Atas keterlambatan tersebut, kontraktor pelaksana dikenakan sanksi administratif berupa denda harian. Wahyu menegaskan, kewajiban tersebut tetap harus dipenuhi sesuai ketentuan kontrak.
“Mereka dikenakan sanksi administratif dan harus membayar denda per hari,” tegas Wali Kota yang akrab disapa Pak Mbois itu.
Sementara itu, Kepala Dishub Kota Malang, Widjaja Saleh Putra, menyampaikan progres pembangunan Gedung Parkir Kayutangan telah mencapai lebih dari 90 persen. Ia menegaskan, keterlambatan masih dapat ditoleransi selama seluruh kewajiban kontrak diselesaikan.
“Benar ada keterlambatan dan itu dikenakan denda harian, yakni seper seribu dari nilai kontrak. Yang terpenting kewajiban kontrak tetap diselesaikan,” terangnya.
Terkait rencana penggratisan parkir pada hari pertama operasional, Widjaja menyatakan pihaknya siap melaksanakan arahan Wali Kota. Ia memperkirakan, kebijakan tersebut kemungkinan diterapkan pada 31 Desember mendatang.
Untuk mengantisipasi lonjakan kendaraan saat penggratisan parkir, Dishub akan melakukan pengaturan dan pengamanan secara optimal. Mengingat, kebutuhan Satuan Ruang Parkir (SRP) di kawasan Kayutangan hingga saat ini masih belum sepenuhnya tercukupi.
“Parkir mau diberi luas berapa pun rasanya tetap kurang, terutama di kawasan Kayutangan. Awalnya gedung ini direncanakan lima lantai, tetapi karena keterbatasan anggaran baru dibangun dua lantai,” jelasnya.
Meski baru dua lantai, Widjaja memastikan secara konstruksi gedung parkir tersebut masih memungkinkan untuk ditinggikan apabila ke depan tersedia anggaran tambahan.
“Saat ini tinggal finalisasi. Area depan sudah selesai dipasangi keramik dan akan dimanfaatkan sebagai pusat informasi serta ruang pamer, termasuk untuk kegiatan Dekranasda,” bebernya.
Akses masuk parkir, baik kendaraan roda dua maupun roda empat, nantinya melalui area samping gedung.
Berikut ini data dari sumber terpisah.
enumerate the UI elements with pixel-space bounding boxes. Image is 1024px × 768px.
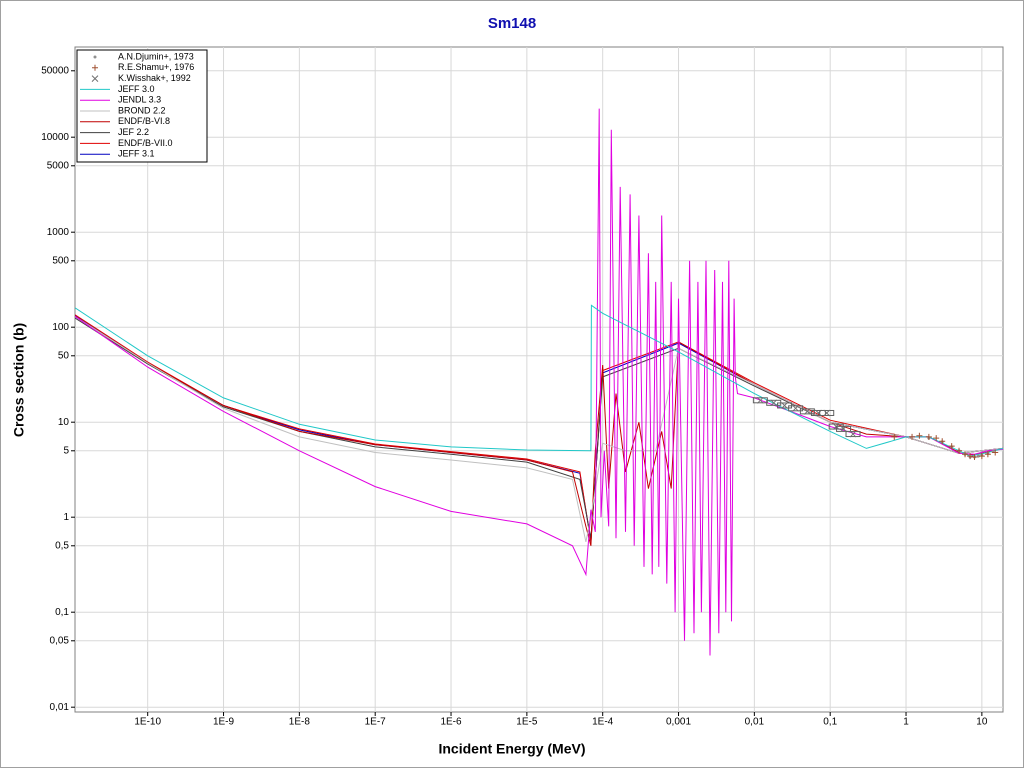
data-point — [823, 409, 831, 417]
series-line — [75, 315, 1003, 546]
data-point — [939, 438, 946, 445]
legend-swatch — [91, 75, 99, 82]
series-line — [75, 108, 1003, 656]
data-point — [978, 453, 985, 460]
legend-label: JEFF 3.0 — [118, 84, 155, 94]
legend-label: R.E.Shamu+, 1976 — [118, 62, 194, 72]
data-point — [909, 433, 916, 440]
data-point — [840, 425, 847, 433]
data-point — [792, 404, 799, 412]
data-point — [781, 402, 788, 409]
y-tick-label: 5 — [63, 445, 69, 456]
y-tick-label: 100 — [52, 322, 69, 333]
data-point — [925, 433, 932, 440]
chart-title: Sm148 — [488, 15, 536, 32]
data-point — [933, 435, 940, 442]
y-tick-label: 50 — [58, 350, 70, 361]
series-layer — [75, 108, 1003, 656]
data-point — [916, 432, 923, 439]
data-box — [810, 409, 826, 416]
x-tick-label: 1E-10 — [134, 717, 161, 728]
legend-label: K.Wisshak+, 1992 — [118, 73, 191, 83]
y-tick-label: 0,5 — [55, 540, 69, 551]
series-line — [75, 315, 1003, 543]
data-box — [836, 425, 852, 432]
data-box — [819, 409, 835, 416]
data-box — [788, 405, 804, 412]
plot-area — [74, 46, 1004, 713]
x-tick-label: 10 — [976, 717, 988, 728]
data-point — [992, 449, 999, 456]
y-tick-label: 1000 — [47, 227, 70, 238]
x-tick-label: 1E-5 — [516, 717, 538, 728]
data-point — [891, 433, 898, 440]
legend-label: ENDF/B-VI.8 — [118, 116, 170, 126]
y-tick-label: 10 — [58, 417, 70, 428]
data-point — [849, 430, 857, 438]
legend-swatch — [93, 55, 97, 59]
x-tick-label: 0,1 — [823, 717, 837, 728]
x-tick-label: 1 — [903, 717, 909, 728]
legend-label: JENDL 3.3 — [118, 95, 161, 105]
data-box — [799, 408, 815, 415]
y-tick-label: 0,05 — [50, 635, 70, 646]
y-axis-label: Cross section (b) — [11, 323, 27, 437]
data-point — [962, 451, 969, 458]
data-box — [845, 431, 861, 438]
y-tick-label: 1 — [63, 512, 69, 523]
legend-label: BROND 2.2 — [118, 105, 166, 115]
x-tick-label: 1E-9 — [213, 717, 235, 728]
legend-label: JEFF 3.1 — [118, 149, 155, 159]
data-point — [984, 451, 991, 458]
legend-swatch — [92, 64, 98, 71]
y-tick-label: 0,1 — [55, 607, 69, 618]
x-tick-label: 1E-6 — [440, 717, 462, 728]
y-tick-label: 5000 — [47, 160, 70, 171]
data-point — [967, 453, 974, 460]
y-tick-label: 50000 — [41, 65, 69, 76]
x-tick-label: 0,01 — [745, 717, 765, 728]
data-point — [804, 408, 811, 415]
data-point — [948, 443, 955, 450]
series-line — [75, 304, 1003, 457]
x-tick-label: 0,001 — [666, 717, 691, 728]
y-tick-label: 0,01 — [50, 702, 70, 713]
x-axis-label: Incident Energy (MeV) — [438, 741, 585, 757]
legend-label: JEF 2.2 — [118, 127, 149, 137]
y-tick-label: 10000 — [41, 132, 69, 143]
legend-label: A.N.Djumin+, 1973 — [118, 51, 194, 61]
y-tick-label: 500 — [52, 255, 69, 266]
data-point — [770, 399, 778, 407]
x-tick-label: 1E-7 — [365, 717, 387, 728]
x-tick-label: 1E-8 — [289, 717, 311, 728]
data-point — [956, 447, 963, 454]
data-point — [971, 454, 978, 461]
x-tick-label: 1E-4 — [592, 717, 614, 728]
data-point — [976, 454, 980, 458]
data-point — [757, 396, 764, 404]
legend-label: ENDF/B-VII.0 — [118, 138, 173, 148]
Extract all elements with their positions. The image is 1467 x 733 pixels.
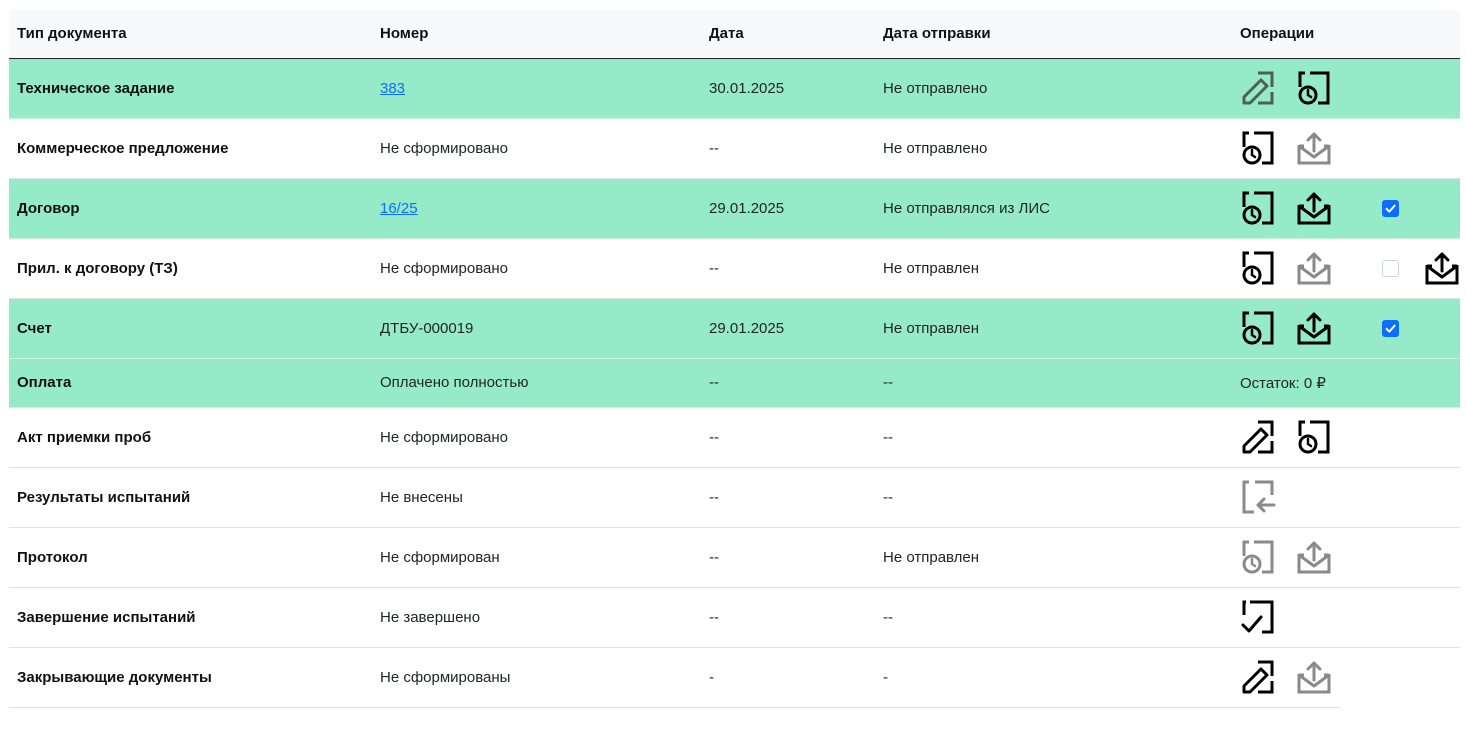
row-type: Результаты испытаний (17, 488, 191, 506)
edit-document-icon[interactable] (1240, 419, 1276, 455)
row-checkbox[interactable] (1382, 319, 1399, 337)
header-extra (1372, 10, 1460, 59)
row-sent: Не отправлен (883, 259, 980, 277)
header-date: Дата (701, 10, 875, 59)
table-row: Завершение испытаний Не завершено -- -- (9, 587, 1460, 647)
row-date: -- (701, 358, 875, 408)
row-sent: Не отправлено (883, 139, 988, 157)
send-mail-icon (1296, 659, 1332, 695)
history-document-icon[interactable] (1240, 310, 1276, 346)
row-date: -- (709, 259, 719, 277)
complete-document-icon[interactable] (1240, 599, 1276, 635)
row-date: 30.01.2025 (701, 58, 875, 119)
row-date: -- (709, 548, 719, 566)
row-number: Не завершено (380, 608, 481, 626)
import-document-icon[interactable] (1240, 479, 1276, 515)
row-number: Не сформировано (380, 139, 509, 157)
history-document-icon[interactable] (1240, 250, 1276, 286)
row-number: Оплачено полностью (372, 358, 701, 408)
header-sent-date: Дата отправки (875, 10, 1232, 59)
row-date: - (709, 668, 714, 686)
row-date: -- (709, 608, 719, 626)
row-date: -- (709, 488, 719, 506)
row-number: Не сформированы (380, 668, 511, 686)
send-mail-icon (1296, 539, 1332, 575)
header-operations: Операции (1232, 10, 1372, 59)
header-number: Номер (372, 10, 701, 59)
table-row: Договор 16/25 29.01.2025 Не отправлялся … (9, 178, 1460, 239)
send-mail-icon[interactable] (1424, 250, 1460, 286)
table-row: Протокол Не сформирован -- Не отправлен (9, 527, 1460, 587)
history-document-icon (1240, 539, 1276, 575)
row-sent: Не отправлен (875, 298, 1232, 359)
history-document-icon[interactable] (1240, 130, 1276, 166)
table-row: Акт приемки проб Не сформировано -- -- (9, 407, 1460, 467)
row-type: Протокол (17, 548, 88, 566)
row-number: Не сформировано (380, 259, 509, 277)
row-sent: -- (875, 358, 1232, 408)
row-number: ДТБУ-000019 (372, 298, 701, 359)
send-mail-icon[interactable] (1296, 310, 1332, 346)
history-document-icon[interactable] (1296, 70, 1332, 106)
history-document-icon[interactable] (1240, 190, 1276, 226)
row-sent: -- (883, 488, 893, 506)
table-row: Техническое задание 383 30.01.2025 Не от… (9, 58, 1460, 119)
history-document-icon[interactable] (1296, 419, 1332, 455)
row-type: Завершение испытаний (17, 608, 196, 626)
table-row: Коммерческое предложение Не сформировано… (9, 118, 1460, 178)
row-number: Не внесены (380, 488, 463, 506)
row-type: Коммерческое предложение (17, 139, 229, 157)
table-row: Оплата Оплачено полностью -- -- Остаток:… (9, 358, 1460, 408)
row-sent: Не отправлялся из ЛИС (875, 178, 1232, 239)
row-date: -- (709, 428, 719, 446)
row-number: Не сформирован (380, 548, 500, 566)
documents-table: Тип документа Номер Дата Дата отправки О… (9, 10, 1460, 707)
row-number-link[interactable]: 16/25 (380, 199, 418, 217)
row-type: Закрывающие документы (17, 668, 212, 686)
row-type: Прил. к договору (ТЗ) (17, 259, 178, 277)
row-date: 29.01.2025 (701, 298, 875, 359)
check-icon (1384, 322, 1397, 335)
row-sent: -- (883, 428, 893, 446)
row-type: Оплата (9, 358, 372, 408)
payment-balance: Остаток: 0 ₽ (1232, 358, 1372, 408)
table-bottom-divider (9, 707, 1341, 708)
table-row: Прил. к договору (ТЗ) Не сформировано --… (9, 238, 1460, 298)
row-date: -- (709, 139, 719, 157)
table-row: Закрывающие документы Не сформированы - … (9, 647, 1460, 707)
row-checkbox[interactable] (1382, 199, 1399, 217)
table-row: Счет ДТБУ-000019 29.01.2025 Не отправлен (9, 298, 1460, 359)
row-date: 29.01.2025 (701, 178, 875, 239)
edit-document-icon[interactable] (1240, 659, 1276, 695)
row-number-link[interactable]: 383 (380, 79, 406, 97)
row-type: Счет (9, 298, 372, 359)
row-type: Договор (9, 178, 372, 239)
send-mail-icon (1296, 130, 1332, 166)
send-mail-icon[interactable] (1296, 190, 1332, 226)
table-row: Результаты испытаний Не внесены -- -- (9, 467, 1460, 527)
row-number: Не сформировано (380, 428, 509, 446)
send-mail-icon (1296, 250, 1332, 286)
row-sent: Не отправлен (883, 548, 980, 566)
row-sent: -- (883, 608, 893, 626)
row-type: Техническое задание (9, 58, 372, 119)
row-sent: - (883, 668, 888, 686)
row-checkbox[interactable] (1382, 259, 1399, 277)
row-sent: Не отправлено (875, 58, 1232, 119)
check-icon (1384, 202, 1397, 215)
row-type: Акт приемки проб (17, 428, 152, 446)
table-header-row: Тип документа Номер Дата Дата отправки О… (9, 10, 1460, 59)
edit-document-icon[interactable] (1240, 70, 1276, 106)
header-type: Тип документа (9, 10, 372, 59)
Widjaja optimistis, penggratisan parkir di awal operasional dapat mengurangi kemacetan akibat kendaraan yang parkir di bahu jalan.
“Penggratisan parkir menjadi salah satu cara menarik minat masyarakat agar parkir di badan jalan berkurang. Cara ini sebelumnya juga pernah dilakukan di gedung parkir bertingkat Jalan Majapahit,” pungkasnya. (bob)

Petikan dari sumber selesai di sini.